Gold’s Magnificent Spillover EffectJames Cordelaine
Even if you’re only a casual observer of financial markets, you must have noticed gold has had some pretty distinguished company during its most recent rally. Most of the market attention has gone to oil, which jumped above forty dollars per barrel after the Fed announced its softened plan for rate increases for the remainder of the year.
Commodities in general are raring for a climb since the dollar’s started to decline. But we’re starting to see significant action in two of gold’s sister metals, silver and platinum. They’re both exhibiting spillover energy from gold, as seasoned investors turn to them on the heels of a breakout in the yellow metal.
One of the signs market analysts look for in a stock or a commodity is resistance – a technical term that simply means a temporary price ceiling beyond which investors are reluctant to buy. It’s a bullish sign when a stock or a commodity pushes past and then sustains a price level above its resistance.
On Thursday silver shot up thirty cents to take out its intra-day sixteen dollar resistance, and then backed off twelve cents for a market close of fifteen-dollars and ninety-three cents. Its current trend signifies the gray metal is now like a coiled spring.

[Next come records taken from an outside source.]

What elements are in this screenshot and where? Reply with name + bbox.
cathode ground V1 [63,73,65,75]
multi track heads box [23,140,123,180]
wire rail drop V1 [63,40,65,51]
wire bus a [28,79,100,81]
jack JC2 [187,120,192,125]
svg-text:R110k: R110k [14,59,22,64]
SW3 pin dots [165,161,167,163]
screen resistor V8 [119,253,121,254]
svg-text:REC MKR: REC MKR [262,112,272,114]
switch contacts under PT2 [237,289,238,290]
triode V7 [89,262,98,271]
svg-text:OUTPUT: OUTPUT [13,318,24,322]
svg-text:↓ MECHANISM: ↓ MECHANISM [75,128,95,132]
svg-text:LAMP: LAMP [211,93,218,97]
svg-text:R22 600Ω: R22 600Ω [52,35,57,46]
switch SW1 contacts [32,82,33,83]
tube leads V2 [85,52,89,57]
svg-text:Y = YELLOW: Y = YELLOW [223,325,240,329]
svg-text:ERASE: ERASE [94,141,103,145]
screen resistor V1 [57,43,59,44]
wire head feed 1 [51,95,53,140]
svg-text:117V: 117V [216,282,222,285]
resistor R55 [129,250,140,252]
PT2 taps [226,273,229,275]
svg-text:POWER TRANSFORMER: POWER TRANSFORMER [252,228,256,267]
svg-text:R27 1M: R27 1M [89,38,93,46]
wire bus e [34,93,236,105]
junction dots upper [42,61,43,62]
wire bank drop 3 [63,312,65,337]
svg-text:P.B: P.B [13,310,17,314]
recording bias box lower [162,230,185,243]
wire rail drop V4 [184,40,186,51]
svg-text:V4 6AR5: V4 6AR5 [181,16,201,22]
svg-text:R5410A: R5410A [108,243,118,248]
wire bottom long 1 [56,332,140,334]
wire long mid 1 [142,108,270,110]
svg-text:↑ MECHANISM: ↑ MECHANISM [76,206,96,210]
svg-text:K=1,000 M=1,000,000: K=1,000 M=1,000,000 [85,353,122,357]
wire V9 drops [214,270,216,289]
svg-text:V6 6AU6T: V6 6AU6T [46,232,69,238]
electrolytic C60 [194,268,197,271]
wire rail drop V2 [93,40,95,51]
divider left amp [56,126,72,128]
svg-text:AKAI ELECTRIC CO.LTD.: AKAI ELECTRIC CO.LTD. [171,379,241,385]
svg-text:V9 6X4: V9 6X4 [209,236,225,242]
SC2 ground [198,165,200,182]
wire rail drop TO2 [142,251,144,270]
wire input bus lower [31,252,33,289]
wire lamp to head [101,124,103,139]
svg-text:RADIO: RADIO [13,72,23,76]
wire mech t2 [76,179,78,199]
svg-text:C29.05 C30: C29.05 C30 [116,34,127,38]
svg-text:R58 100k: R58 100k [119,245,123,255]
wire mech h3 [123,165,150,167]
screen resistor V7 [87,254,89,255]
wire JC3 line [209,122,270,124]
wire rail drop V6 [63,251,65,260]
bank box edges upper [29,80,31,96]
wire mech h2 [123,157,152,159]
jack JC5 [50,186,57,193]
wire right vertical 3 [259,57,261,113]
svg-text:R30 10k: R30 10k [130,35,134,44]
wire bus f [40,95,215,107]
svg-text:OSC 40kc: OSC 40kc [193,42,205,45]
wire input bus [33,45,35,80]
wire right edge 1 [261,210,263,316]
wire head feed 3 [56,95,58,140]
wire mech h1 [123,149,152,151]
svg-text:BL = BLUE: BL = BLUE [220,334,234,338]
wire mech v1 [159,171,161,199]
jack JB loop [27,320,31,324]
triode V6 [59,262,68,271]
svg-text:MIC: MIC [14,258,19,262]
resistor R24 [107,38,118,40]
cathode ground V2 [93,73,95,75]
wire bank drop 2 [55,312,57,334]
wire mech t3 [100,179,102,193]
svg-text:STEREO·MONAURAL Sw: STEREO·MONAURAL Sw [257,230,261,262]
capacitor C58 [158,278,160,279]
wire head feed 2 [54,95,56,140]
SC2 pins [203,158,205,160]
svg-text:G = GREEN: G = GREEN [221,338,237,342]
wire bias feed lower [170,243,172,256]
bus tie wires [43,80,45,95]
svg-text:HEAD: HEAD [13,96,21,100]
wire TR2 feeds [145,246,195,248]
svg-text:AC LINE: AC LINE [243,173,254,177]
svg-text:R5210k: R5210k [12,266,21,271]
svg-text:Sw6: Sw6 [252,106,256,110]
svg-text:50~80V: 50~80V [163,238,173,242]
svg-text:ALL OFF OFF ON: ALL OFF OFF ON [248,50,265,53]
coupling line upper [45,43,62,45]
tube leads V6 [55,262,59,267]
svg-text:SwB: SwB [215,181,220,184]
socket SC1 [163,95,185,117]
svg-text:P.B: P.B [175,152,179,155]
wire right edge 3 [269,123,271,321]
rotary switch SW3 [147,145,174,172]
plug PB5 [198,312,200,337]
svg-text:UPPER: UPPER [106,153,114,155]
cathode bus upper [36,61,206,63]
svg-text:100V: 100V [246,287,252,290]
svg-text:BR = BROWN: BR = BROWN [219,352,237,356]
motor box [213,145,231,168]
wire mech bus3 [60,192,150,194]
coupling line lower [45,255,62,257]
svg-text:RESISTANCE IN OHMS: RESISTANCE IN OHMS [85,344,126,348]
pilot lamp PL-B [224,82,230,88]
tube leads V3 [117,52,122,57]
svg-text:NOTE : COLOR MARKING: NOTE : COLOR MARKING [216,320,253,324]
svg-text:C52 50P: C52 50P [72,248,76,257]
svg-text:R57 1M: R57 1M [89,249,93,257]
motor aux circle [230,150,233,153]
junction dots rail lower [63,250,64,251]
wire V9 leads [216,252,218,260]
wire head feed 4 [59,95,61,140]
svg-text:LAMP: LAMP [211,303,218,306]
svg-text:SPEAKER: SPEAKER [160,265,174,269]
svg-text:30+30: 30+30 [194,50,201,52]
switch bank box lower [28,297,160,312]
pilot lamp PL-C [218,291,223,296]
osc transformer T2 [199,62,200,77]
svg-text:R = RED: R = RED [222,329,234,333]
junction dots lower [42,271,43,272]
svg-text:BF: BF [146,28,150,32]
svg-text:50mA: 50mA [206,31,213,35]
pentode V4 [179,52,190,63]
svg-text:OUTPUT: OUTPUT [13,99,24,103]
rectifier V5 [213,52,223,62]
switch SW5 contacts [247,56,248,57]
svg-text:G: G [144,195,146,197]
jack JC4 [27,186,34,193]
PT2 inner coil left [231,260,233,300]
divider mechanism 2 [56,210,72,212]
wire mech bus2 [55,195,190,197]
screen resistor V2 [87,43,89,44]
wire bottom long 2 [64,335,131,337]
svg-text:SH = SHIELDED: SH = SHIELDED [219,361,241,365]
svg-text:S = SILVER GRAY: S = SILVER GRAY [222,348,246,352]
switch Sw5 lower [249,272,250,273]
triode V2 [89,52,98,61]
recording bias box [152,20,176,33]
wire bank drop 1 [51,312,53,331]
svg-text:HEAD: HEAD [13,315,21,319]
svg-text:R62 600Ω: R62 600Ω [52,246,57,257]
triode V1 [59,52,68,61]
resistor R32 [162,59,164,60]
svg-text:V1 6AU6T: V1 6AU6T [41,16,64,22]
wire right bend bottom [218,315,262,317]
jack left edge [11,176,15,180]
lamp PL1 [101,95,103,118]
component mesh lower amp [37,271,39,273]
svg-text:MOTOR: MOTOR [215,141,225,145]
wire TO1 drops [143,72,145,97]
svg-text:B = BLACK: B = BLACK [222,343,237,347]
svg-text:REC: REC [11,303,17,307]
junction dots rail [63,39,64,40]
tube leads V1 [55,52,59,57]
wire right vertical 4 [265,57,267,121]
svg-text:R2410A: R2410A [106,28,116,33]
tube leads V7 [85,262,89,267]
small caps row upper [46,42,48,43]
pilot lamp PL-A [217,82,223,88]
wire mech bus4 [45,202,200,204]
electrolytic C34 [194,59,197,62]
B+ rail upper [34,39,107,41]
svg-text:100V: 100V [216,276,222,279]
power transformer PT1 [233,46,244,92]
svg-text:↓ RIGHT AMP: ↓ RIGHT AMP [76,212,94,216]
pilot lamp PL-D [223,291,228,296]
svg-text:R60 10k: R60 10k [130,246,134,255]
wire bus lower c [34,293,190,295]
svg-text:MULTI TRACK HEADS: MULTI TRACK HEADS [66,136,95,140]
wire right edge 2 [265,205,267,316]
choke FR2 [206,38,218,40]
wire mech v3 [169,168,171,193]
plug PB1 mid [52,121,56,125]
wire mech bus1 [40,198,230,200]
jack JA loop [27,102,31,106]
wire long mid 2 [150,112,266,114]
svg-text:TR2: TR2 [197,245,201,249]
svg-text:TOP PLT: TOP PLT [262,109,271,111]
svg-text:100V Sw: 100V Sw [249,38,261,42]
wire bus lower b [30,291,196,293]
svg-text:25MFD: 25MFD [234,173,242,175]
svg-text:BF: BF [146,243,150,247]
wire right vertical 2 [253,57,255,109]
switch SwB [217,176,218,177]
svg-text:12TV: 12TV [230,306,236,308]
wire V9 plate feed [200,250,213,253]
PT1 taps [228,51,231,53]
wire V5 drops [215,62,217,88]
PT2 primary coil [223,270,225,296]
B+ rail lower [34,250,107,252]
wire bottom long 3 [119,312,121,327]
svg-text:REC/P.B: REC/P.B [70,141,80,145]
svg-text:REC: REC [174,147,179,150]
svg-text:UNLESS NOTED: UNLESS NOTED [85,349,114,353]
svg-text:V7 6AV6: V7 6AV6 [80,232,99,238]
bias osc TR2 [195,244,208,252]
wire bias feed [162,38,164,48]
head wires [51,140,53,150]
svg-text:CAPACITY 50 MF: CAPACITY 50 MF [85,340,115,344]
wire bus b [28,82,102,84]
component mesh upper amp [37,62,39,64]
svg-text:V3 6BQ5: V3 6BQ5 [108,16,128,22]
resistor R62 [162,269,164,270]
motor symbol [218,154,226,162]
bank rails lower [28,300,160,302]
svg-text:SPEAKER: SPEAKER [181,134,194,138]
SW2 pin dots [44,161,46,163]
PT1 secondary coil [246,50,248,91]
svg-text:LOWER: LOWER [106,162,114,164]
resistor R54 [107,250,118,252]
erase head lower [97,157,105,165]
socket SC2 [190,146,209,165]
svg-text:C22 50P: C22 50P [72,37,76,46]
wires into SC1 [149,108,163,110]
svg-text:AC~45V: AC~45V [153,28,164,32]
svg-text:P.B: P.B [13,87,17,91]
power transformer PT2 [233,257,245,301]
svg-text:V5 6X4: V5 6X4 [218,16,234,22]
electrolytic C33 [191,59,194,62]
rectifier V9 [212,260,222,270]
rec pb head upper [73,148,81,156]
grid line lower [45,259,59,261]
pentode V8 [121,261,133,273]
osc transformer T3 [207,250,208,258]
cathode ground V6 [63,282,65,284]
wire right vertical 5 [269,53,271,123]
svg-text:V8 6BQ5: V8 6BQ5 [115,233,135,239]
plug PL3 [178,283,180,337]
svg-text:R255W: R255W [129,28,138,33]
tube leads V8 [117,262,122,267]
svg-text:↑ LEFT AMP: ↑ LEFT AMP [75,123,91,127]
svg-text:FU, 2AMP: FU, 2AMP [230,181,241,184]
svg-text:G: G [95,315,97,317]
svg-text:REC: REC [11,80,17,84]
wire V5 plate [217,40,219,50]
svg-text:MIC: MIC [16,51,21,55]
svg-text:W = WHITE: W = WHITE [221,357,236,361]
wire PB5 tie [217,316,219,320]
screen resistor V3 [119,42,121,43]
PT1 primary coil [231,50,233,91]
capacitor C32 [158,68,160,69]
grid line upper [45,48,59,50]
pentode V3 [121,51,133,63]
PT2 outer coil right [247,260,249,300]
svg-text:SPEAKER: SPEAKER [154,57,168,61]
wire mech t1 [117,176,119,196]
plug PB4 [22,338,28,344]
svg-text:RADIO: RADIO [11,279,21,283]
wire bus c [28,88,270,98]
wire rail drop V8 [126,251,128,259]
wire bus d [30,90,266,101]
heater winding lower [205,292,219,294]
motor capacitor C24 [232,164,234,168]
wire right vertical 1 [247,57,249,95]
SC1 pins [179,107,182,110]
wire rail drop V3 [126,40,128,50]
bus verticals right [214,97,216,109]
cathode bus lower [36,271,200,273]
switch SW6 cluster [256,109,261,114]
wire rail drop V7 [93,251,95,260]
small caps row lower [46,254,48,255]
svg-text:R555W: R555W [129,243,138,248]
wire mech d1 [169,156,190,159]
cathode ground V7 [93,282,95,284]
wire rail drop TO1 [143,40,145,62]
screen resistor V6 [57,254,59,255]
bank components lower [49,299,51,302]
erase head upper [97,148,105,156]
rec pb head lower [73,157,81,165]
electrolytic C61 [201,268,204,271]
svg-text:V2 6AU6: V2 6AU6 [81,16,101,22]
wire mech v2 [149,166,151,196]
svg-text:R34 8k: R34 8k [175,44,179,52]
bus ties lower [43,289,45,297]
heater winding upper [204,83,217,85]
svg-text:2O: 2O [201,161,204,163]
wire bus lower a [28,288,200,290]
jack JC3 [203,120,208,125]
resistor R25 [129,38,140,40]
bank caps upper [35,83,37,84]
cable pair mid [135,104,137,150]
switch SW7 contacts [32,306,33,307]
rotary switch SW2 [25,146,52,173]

Platinum, the “rich man’s gold,” has moved up eight percent since the beginning of the year. Thursday it closed at a spot price of nine hundred and eighty-six dollars. Traditionally the white metal has traded at a premium to gold because it’s much rarer and because it’s an industrial metal. Platinum is used as an anti-pollutant agent in the catalytic converters of automobiles.
But the price of platinum had actually slipped below gold to a price of $774 in 2008 because of production difficulties and reduced global demand for automobiles. Its current price at almost a thousand dollars per ounce most certainly reflects a positive outlook for the auto industry. It’s also a sign that platinum is once more riding the coattails of gold.
Silver and platinum then present lucrative opportunities for investors who like precious metals and are looking to diversify. Of the two, I personally prefer silver. While platinum looks promising this year, it has more work to do to reclaim its throne. Before its price had slipped in 2008, platinum was trading at over twenty-two hundred dollars per ounce.
Silver, on the other hand, has a much broader range of industrial uses than platinum. It’s used in photography, medicine, batteries, bearings, electronics (including both computers and smart phones!), radiography, solar panels and many other applications.
I like silver coins too because they’re minted in smaller denominations than gold coins. It’s easier to use them as cash in a monetary emergency to purchase everyday necessities like groceries and gas, while gold secures the bulk of your wealth.
Ideally, it makes sense for you to hold both silver and gold. Both are time-honored tangible assets. Gold is the ultimate protection against failing paper currency. And, in a gold bull market, silver performs like gold with a bit of a kicker.